Sedekah Marbot dan Anugerah Didapatinya ~ Tersebutlah Sobirin, sang marbot sebuah masjid yang mendapat berkah berkat sedekah. Dikisahkan selesai menunaikan shalat Shubuh berjamaah, Sobirin dengan cekatan menjalankan fungsinya sebagai seorang marbot. Kebersihan masjid adalah tanggung jawabnya, mulai dari dalam masjid hingga halamannya. Ia tak mau membiarkan ada kotoran di masjid. Masjid adalah rumah ibadah yang senantiasa harus dijaga kebersihannya. Itu prinsip Sobirin.

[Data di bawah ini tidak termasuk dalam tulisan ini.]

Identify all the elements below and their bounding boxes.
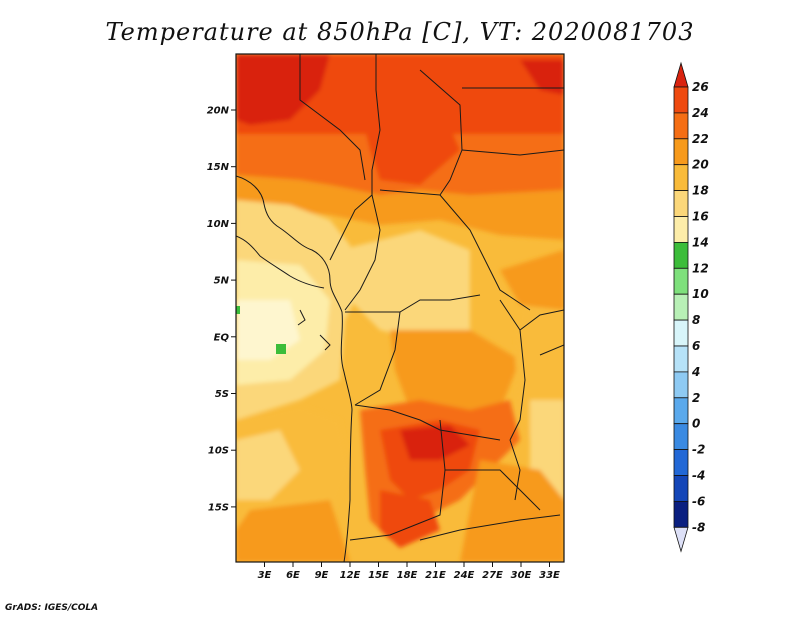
colorbar-segment (673, 500, 689, 528)
longitude-axis: 3E 6E 9E 12E 15E 18E 21E 24E 27E 30E 33E (258, 562, 560, 581)
colorbar-segment (673, 371, 689, 399)
colorbar-label: 0 (692, 417, 700, 431)
lon-tick-label: 3E (258, 570, 272, 581)
colorbar-label: 20 (692, 158, 709, 172)
colorbar-label: 24 (692, 106, 709, 120)
colorbar-label: -4 (692, 469, 705, 483)
lon-tick-label: 30E (511, 570, 532, 581)
colorbar-bottom-arrow (673, 526, 689, 553)
colorbar-label: 4 (691, 365, 700, 379)
colorbar-label: -8 (692, 520, 705, 534)
lat-tick-label: 5N (214, 276, 230, 287)
colorbar-label: 8 (692, 313, 700, 327)
map-title: Temperature at 850hPa [C], VT: 202008170… (105, 18, 695, 46)
colorbar-segment (673, 423, 689, 451)
colorbar-top-arrow (673, 61, 689, 88)
colorbar-label: 16 (692, 210, 709, 224)
colorbar-segment (673, 112, 689, 140)
lon-tick-label: 15E (368, 570, 389, 581)
colorbar-segment (673, 138, 689, 166)
colorbar-label: -2 (692, 443, 705, 457)
colorbar-label: -6 (692, 494, 705, 508)
colorbar-label: 6 (692, 339, 700, 353)
lon-tick-label: 18E (397, 570, 418, 581)
colorbar-segment (673, 345, 689, 373)
map-frame (235, 53, 565, 563)
colorbar-segment (673, 164, 689, 191)
lon-tick-label: 12E (340, 570, 361, 581)
lat-tick-label: 15S (208, 502, 229, 513)
colorbar-segment (673, 397, 689, 425)
colorbar-segment (673, 293, 689, 321)
lon-tick-label: 21E (425, 570, 446, 581)
temperature-field (236, 54, 564, 562)
lat-tick-label: EQ (214, 332, 230, 343)
lat-tick-label: 10S (208, 446, 229, 457)
lon-tick-label: 6E (286, 570, 300, 581)
lon-tick-label: 33E (539, 570, 560, 581)
colorbar-segment (673, 86, 689, 114)
colorbar-segment (673, 216, 689, 243)
colorbar-label: 22 (692, 132, 709, 146)
colorbar-label: 26 (692, 80, 709, 94)
colorbar-segment (673, 190, 689, 217)
colorbar-label: 2 (692, 391, 700, 405)
colorbar-segment (673, 319, 689, 347)
colorbar-segment (673, 267, 689, 295)
colorbar-segment (673, 241, 689, 269)
colorbar-label: 18 (692, 184, 709, 198)
colorbar-label: 14 (692, 235, 709, 249)
lat-tick-label: 5S (215, 389, 229, 400)
colorbar-segment (673, 449, 689, 476)
lat-tick-label: 15N (207, 162, 230, 173)
lat-tick-label: 20N (207, 106, 230, 117)
colorbar-label: 12 (692, 261, 709, 275)
lon-tick-label: 9E (315, 570, 329, 581)
grads-credit: GrADS: IGES/COLA (5, 603, 99, 613)
latitude-axis: 20N 15N 10N 5N EQ 5S 10S 15S (207, 106, 236, 513)
colorbar-segment (673, 475, 689, 502)
lon-tick-label: 27E (482, 570, 503, 581)
colorbar-label: 10 (692, 287, 709, 301)
lat-tick-label: 10N (207, 219, 230, 230)
lon-tick-label: 24E (454, 570, 475, 581)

Sedekah-Marbot-dan-Anugerah-Didapatinya

Pagi itu Sobirin tengah membersihkan halaman masjid ketika seseorang menghampirinya. Sobirin mengenali orang tersebut, karena itu ia menghentikan kerjanya dan siap menerima kedatangan tamu yang tak lain adalah Mang Ajat, lelaki yang punya hubungan keluarga dengannya, meski agak jauh jaraknya. Ketika Mang Ajat memberi salam, Sobirin menjawabnya dengan intonasi gembira. Senyum mengembang. Begitu pun Mang Ajat. Kemudian keduanya saling berjabat tangan.
“Saya memerlukan bantuan Kang Sobirin” ujar Mang Ajat membuka percakapan.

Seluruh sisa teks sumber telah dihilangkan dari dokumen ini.